A Manhattan judge canceled a scheduled September jury trial for the  case against Ed Sheeran’s “Thinking Out Loud” this week, saying he wants to wait for the resolution of a case against Led Zeppelin’s “Stairway to Heaven.” The heirs of Ed Townsend sued Sheeran in 2016, alleging that the singer-songwriter’s 2014 “Thinking Out Loud” lifted major harmonic progressions and rhythmic elements from Marvin Gaye’s 1973 “Let’s Get It On,” which Townsend co-wrote. Led Zeppelin, meanwhile, has been embroiled in a years-long case brought by Californian band Spirit, which claims the famous opening of “Stairway to Heaven” rips off its 1968 track “Taurus.” While the two cases have no personnel in common, their similarities in nature and timeline, not to mention level of visibility, are causing the pause.
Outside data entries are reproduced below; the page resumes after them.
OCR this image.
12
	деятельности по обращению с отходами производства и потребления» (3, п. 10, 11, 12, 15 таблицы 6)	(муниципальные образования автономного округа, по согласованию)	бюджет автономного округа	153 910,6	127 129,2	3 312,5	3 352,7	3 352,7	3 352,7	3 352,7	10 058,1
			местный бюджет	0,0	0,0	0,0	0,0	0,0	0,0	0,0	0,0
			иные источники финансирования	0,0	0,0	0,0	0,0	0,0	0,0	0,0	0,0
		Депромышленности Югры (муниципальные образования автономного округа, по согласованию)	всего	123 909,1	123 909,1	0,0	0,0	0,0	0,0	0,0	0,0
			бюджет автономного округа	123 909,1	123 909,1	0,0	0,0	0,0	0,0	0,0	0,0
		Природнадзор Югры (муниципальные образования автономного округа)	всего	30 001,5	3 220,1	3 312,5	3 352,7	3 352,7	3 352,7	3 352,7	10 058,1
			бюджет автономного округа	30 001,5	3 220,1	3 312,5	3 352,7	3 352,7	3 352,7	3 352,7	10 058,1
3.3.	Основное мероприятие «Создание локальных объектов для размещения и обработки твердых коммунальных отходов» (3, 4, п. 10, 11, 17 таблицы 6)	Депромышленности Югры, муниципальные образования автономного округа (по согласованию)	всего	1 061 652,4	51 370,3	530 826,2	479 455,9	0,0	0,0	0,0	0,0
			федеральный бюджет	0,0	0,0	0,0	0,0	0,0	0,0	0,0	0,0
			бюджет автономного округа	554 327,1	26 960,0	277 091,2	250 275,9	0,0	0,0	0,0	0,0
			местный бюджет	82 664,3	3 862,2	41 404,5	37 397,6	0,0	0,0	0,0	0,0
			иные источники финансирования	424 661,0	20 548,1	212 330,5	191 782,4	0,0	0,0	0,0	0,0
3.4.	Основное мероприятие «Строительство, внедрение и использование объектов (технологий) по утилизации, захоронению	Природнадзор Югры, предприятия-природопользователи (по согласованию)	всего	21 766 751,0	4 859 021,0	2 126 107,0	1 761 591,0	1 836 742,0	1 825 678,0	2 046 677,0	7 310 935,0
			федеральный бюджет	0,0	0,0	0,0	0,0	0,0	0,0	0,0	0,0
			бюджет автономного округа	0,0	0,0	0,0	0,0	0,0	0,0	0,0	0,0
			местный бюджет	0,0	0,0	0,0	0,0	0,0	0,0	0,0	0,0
The judge in the Townsend-Sheeran case, Louis Staton, said this week that the two parties should “take the summer off!” and that he will summon them after the Spirit-Zeppelin case is decided, according to Law360. If “Stairway to Heaven” — which is due for a rehearing in September after being tossed through years of flip-flopping decisions — makes it to the U.S. Supreme Court, it means the “Thinking Out Loud” case could be postponed until well into 2020.

Music plagiarism cases are notoriously finicky, often dragging on for years and yielding seemingly arbitrary results. While Robin Thicke and Pharrell Williams had to shell out nearly $5 million in a settlement to the estate of Marvin Gaye in 2018 over their 2013 song “Blurred Lines,” a number of smaller-scale attempts on other big songs have been unsuccessful, and even the Spirit-Zepp case was deemed dead in the water by a jury three years ago. (It was revived on appeal, and a new court said the prior jury had a “misunderstanding” of copyright law.)

All that is to say that there are myriad ways “Thinking Out Loud” could go at this point. Sheeran last settled a lawsuit over another one of his hits, “Photograph,” for $20 million in 2017.